In the fall of ones life, it is a time of pause and reflection. The fullness of a mostly used up allowance of time here on this rock, and a lot less looking ahead.
In the case of a life spent in the outdoors, it is like a constant flow of old movies playing out in that ever expanding theater of the mind. When we get older,we can selectively recall pleasant experiences that make us feel good and even cause us to smile, and possibly alter our mood for a brief moment. The older we get the more movies we store in that place in our brain that allows us to recall them when we make time to quiet and still.
Lying in bed at night and struggling with sleep is the time I find myself searching through the archives in my brain and trying to recall a peaceful, soothing event from the past that relaxes me, eventually leading to sleep.These happy thoughts usually involve moving water. Rivers, streams, and trout.
I think of places I have been and fished; occasionally fish I have caught or lost. But, mostly I think of the places themselves. Beautiful places. Quiet places. Most of these places would be in Northern Michigan, but there are many choices of places with flowing water and pleasant sights, sounds, and smells for me to reflect on. I have been fortunate to have been in more than my share of beautifully places in forty years of fishing. The barren landscape of the sub-arctic in northern Quebec, and the brilliant spawning colors of the large Brook Trout. The endless wild and remoteness of Labrador. The mountain streams and rivers of West Virginia and Tennessee in the spring time. The Two-Hearted and so many rivers of of the U.P. that offer an uncrowded and semi-wilderness experience.
I think of the Yellow Warblers along the banks of Augusta Creek close to my home, and the downstream swing of a wet fly on water to skinny for a back cast. The Red Bud, dogwoods, and Laurel in the mountains of the south, and the most wonderful, and perfect fly fishing water of the famed AuSable, here in Michigan. If I am able to totally lose myself in these pleasant recollections, I can smell the sweet ferns and cedar along the banks of a Northern Michigan river. I can recall the close, interactive feeling of wet wading on a warn summer afternoon, and actually feel the water. Watching a delicate, dainty mayfly drift by on the surface. The Cedar Waxwings perched above, waiting, like me, for the anticipated flight of these life sustaining insects in the coolness of the northern evening.
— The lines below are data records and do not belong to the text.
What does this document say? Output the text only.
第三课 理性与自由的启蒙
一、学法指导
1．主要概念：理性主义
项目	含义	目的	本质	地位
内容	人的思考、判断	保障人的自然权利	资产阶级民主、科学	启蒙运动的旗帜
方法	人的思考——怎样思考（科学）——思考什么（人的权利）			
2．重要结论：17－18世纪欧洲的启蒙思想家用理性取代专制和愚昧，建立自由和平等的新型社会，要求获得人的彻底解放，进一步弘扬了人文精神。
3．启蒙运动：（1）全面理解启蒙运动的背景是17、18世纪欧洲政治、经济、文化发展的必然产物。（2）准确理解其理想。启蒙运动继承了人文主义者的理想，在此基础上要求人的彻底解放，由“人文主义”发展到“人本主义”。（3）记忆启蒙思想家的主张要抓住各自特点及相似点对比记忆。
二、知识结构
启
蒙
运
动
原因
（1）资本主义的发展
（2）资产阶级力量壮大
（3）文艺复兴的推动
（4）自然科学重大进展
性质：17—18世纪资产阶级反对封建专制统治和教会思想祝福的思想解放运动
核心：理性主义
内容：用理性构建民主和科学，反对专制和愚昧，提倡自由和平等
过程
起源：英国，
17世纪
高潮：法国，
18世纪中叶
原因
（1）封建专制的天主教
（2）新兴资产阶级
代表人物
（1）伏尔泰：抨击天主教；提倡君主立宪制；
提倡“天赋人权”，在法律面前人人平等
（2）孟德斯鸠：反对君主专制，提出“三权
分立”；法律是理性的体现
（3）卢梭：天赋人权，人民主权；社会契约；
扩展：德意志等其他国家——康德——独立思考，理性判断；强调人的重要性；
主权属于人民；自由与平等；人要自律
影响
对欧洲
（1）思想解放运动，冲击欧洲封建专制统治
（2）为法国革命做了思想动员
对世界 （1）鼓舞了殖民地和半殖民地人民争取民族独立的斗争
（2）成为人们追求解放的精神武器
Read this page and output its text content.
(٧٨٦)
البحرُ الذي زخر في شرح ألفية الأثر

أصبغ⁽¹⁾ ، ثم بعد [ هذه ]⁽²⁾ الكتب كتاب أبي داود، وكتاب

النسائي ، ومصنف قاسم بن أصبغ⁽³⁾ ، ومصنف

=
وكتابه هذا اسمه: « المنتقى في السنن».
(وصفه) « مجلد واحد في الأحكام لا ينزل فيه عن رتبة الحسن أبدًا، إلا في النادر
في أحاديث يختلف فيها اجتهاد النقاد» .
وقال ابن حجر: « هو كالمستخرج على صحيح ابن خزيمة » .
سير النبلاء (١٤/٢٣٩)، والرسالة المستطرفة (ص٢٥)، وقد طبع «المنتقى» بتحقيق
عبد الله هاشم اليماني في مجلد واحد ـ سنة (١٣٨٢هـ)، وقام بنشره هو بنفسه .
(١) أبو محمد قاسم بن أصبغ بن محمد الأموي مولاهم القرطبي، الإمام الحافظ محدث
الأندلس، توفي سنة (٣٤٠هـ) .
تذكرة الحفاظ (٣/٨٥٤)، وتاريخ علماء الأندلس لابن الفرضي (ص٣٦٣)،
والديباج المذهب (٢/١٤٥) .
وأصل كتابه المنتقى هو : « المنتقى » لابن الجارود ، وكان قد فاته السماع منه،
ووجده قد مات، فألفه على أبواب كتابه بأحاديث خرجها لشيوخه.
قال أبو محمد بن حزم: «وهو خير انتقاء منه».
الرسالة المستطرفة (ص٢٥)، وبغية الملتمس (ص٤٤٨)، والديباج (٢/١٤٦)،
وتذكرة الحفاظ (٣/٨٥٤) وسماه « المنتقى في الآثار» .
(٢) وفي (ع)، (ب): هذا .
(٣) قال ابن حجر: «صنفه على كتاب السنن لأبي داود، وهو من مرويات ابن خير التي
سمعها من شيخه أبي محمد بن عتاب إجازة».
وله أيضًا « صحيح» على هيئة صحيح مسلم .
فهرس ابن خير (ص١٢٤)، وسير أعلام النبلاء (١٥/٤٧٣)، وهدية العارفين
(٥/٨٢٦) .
The total joy of a stretch of wild water to have to yourself, realizing you can stop, sit on a log and just be there, Alone. No one is coming behind you or above you on the river, today. Just you and the joyous sounds of the Yellow Warblers flitting along the bank, the deep blue sky above, and all the time in the world to stop and just watch the river, thinking about all that matters, and push away from thoughts that do not matter. Think about the river and how alive it is, as alive as any bird or tree or plant, or myself. I think these thoughts when sleep won’t come to me, and it is the most pleasant thoughts to have in the last waking moments before sleep. One can only hope that our dreams are filled with such clean, free flowing rivers of thoughts as sleep finally overtakes our anxious, sometimes worrisome waking life.